By the age of 6, young girls are less likely than boys to view their own gender as brilliant.
In our research, published today in the journal Science, we’ve found that girls as young as 6 start to believe that specific activities are “not for them” simply because they think they’re not smart enough. Our research suggests that American children are picking up on cultural stereotypes about brilliance at an early age. Unfortunately, these stereotypes suggest that girls aren’t as smart as boys.
If you try to think of a character in a book or show who is brilliant, you may come up with someone like Sherlock Holmes, Mr. Spock, Sheldon Cooper from “The Big Bang Theory” – or some other man. Of course, there are exceptions, such as Hermione Granger in the Harry Potter series and Lisa Simpson in “The Simpsons.” Most often, though, our cultural stereotypes promote the idea that being intellectually gifted is a male quality.
Even if parents do not explicitly endorse this stereotype, evidence suggests that it affects their hopes for their children. A 2014 report found that American parents Googled “Is my son a genius?” more than twice as often as they Googled “Is my daughter a genius?”
In contrast, questions about physical appearance were relatively more common for girls: Parents Googled “Is my daughter overweight?” about 70 percent more often than “Is my son overweight?”

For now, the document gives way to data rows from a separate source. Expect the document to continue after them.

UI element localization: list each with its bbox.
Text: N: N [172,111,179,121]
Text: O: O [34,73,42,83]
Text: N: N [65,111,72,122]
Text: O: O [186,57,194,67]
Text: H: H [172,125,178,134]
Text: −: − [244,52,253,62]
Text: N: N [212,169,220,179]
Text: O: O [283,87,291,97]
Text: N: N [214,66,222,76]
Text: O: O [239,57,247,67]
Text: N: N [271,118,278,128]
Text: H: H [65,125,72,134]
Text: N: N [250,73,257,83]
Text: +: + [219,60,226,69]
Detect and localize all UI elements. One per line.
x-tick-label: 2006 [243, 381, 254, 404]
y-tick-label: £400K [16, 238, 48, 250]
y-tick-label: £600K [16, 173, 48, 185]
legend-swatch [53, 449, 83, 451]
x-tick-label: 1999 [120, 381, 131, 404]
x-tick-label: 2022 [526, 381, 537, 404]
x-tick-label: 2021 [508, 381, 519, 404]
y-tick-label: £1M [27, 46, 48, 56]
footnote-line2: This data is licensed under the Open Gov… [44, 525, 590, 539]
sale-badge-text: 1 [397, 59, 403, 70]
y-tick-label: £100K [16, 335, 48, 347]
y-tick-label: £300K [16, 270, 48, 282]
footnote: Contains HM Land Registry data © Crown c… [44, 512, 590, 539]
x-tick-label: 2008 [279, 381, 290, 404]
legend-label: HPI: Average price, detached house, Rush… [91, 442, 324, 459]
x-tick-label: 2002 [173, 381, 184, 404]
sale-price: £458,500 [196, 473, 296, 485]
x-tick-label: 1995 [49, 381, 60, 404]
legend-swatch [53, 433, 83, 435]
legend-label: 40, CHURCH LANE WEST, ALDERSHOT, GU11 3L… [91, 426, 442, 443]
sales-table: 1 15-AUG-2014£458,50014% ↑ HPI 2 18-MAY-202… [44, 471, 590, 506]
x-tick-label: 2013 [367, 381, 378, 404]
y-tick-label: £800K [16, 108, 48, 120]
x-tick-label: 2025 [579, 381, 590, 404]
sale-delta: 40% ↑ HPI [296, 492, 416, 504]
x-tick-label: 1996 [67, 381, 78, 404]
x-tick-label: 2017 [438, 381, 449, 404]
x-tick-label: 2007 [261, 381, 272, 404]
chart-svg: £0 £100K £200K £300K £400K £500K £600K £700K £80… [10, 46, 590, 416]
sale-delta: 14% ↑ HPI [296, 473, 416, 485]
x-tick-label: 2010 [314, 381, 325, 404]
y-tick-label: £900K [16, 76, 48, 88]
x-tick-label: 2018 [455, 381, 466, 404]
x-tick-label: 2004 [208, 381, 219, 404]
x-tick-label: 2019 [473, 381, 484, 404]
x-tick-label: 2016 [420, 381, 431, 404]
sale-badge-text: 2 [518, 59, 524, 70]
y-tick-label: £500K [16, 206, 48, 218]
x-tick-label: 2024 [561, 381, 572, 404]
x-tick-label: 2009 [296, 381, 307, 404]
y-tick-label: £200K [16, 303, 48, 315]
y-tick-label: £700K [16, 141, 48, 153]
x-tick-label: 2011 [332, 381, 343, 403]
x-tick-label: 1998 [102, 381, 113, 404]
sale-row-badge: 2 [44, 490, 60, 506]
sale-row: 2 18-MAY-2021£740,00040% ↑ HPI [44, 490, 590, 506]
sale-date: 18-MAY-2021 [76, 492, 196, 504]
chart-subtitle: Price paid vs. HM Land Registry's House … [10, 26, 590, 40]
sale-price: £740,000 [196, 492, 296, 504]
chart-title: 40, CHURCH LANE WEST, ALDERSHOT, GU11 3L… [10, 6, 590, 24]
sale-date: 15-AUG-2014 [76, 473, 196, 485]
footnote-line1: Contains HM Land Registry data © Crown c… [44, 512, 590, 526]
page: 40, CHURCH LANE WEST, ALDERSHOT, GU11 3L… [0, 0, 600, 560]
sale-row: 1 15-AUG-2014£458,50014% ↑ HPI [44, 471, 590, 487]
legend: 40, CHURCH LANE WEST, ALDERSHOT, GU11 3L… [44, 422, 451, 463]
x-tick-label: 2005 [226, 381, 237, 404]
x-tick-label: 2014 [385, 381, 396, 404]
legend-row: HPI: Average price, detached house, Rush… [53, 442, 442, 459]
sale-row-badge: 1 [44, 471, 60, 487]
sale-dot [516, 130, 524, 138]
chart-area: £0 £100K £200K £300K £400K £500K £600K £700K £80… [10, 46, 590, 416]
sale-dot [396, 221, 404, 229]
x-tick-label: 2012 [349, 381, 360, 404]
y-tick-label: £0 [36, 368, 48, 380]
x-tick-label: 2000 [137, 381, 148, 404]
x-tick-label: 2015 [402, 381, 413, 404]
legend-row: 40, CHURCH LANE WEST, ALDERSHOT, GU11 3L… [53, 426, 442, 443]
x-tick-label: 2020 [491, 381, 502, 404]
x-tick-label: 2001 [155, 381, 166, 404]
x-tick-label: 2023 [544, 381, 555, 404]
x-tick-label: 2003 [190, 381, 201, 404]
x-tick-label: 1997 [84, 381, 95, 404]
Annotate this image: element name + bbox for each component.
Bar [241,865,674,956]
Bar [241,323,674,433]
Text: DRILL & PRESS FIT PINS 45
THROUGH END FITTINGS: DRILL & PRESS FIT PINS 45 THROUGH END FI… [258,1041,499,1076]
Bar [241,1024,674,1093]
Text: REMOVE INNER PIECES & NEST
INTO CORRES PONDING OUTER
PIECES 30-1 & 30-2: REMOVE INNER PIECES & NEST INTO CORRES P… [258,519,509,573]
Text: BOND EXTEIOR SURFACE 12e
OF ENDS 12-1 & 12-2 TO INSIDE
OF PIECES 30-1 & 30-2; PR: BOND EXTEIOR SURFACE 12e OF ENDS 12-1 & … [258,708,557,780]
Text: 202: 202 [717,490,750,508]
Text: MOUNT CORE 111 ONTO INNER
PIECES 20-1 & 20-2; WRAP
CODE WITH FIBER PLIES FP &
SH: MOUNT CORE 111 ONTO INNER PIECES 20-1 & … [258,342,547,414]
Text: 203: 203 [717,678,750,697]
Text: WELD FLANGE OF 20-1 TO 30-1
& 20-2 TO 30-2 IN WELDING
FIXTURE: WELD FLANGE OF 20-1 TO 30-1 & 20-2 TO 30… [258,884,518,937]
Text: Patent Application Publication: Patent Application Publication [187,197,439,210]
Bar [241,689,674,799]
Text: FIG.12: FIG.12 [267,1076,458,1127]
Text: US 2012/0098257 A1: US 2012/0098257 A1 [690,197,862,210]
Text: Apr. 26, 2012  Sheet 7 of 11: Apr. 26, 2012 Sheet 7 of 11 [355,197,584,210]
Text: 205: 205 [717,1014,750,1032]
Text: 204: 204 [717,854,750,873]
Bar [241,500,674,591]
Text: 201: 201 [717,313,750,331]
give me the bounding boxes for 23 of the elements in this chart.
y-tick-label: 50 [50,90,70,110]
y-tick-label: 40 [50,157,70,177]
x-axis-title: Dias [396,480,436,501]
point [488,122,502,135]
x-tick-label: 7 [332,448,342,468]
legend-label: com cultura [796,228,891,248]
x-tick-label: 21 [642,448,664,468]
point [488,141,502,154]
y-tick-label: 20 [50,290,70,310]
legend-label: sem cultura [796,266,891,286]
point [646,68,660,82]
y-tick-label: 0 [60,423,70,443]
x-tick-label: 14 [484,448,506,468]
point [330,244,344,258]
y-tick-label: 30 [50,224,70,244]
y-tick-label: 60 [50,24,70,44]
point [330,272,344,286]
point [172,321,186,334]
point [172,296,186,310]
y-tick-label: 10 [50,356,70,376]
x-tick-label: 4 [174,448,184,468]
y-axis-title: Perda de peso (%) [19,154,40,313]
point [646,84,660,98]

As it happens, boys are slightly more likely to be overweight than girls. And, even though teachers – like parents – tend to assume that boys have greater “natural ability,” in reality girls do better in school.
Do little girls pick up on what their parents and teachers think about their smarts?
In our most recent research, with the psychologist Lin Bian as lead author, we studied 400 children ages 5 to 7, recruited over the last several years from a middle-class community near the University of Illinois, where one of us was working at the time.
For one study, each of 96 children (half boys, half girls) was told two stories about a person whose gender was not specified. They were told that one was about a “really, really smart” person, and the other was about a “really, really nice” person. Next, the children were shown four pictures (two males and two females) and were asked to guess which one might be the person in the story.
At age 5, boys and girls were equally likely to associate intelligence with their own gender, but that changed quickly. At age 6, girls were significantly less likely to associate brilliance with their own gender. Many of them picked a male character to identify the really smart person in the story, much as the boys did.
These stereotyped responses were given by both white and nonwhite children, and did not seem to vary as a function of parental education and income.
When we asked children to guess which of four children, two boys and two girls, would get the best grades in school, girls picked mostly other girls. In other words, the girls we tested were aware that girls do better in school than boys, but that didn’t change their ideas about who’s “smart.”
Our research also suggests that these stereotypes may have lasting effects. Once internalized, they begin to guide girls’ interests away from things that they begin to perceive as “not for them.”
In another part of the research, 64 children ages 6 and 7 (half boys, half girls) were shown two unfamiliar board games and told that they were either for children who are really smart or for children who try really hard. They were then asked four questions to measure their interest in the games.
When told that a game was for really smart children, the girls showed less interest and motivation than boys. This didn’t have anything to do with the game itself: When we described the exact same game as being for kids who try really hard, girls were just as interested in it as boys.
The difference between 6-year-old boys and girls appears to be related to their emerging stereotypes: We found that 5-year-old boys and girls — whose beliefs about brilliance were not yet differentiated — were equally interested in the game for really smart children.
In later life, these differences in children’s perceptions are likely to be consequential. In fact, in a paper we published in the journal Science in 2015, we found that women are underrepresented in fields thought to require brilliance – fields that include some of the most prestigious careers in our society, such as those in science and engineering. It may be that the roots of this underrepresentation stretch all the way back to childhood.
What is to be done? Research provides some clues. The psychologist Carol Dweck has written that emphasizing the importance of learning and effort — rather than just innate ability — for success in any career might buffer girls against these stereotypes. The relevant stereotypes, already in place at the age of 6, seem to fixate on who is supposed to have innate ability. If innate ability is seen as secondary, then the power of these stereotypes is diminished. Other research indicates that providing girls with successful role models might similarly “inoculate” them, boosting their motivation and protecting them from the idea that they are not intellectually competitive. One study even suggested that witnessing a more equal distribution of household chores could help balance the career aspirations of boys and girls.
Early and consistent exposure to such protective factors – and to the countless contributions made by women – may have the best chance of convincing little girls that they are, in fact, smart enough.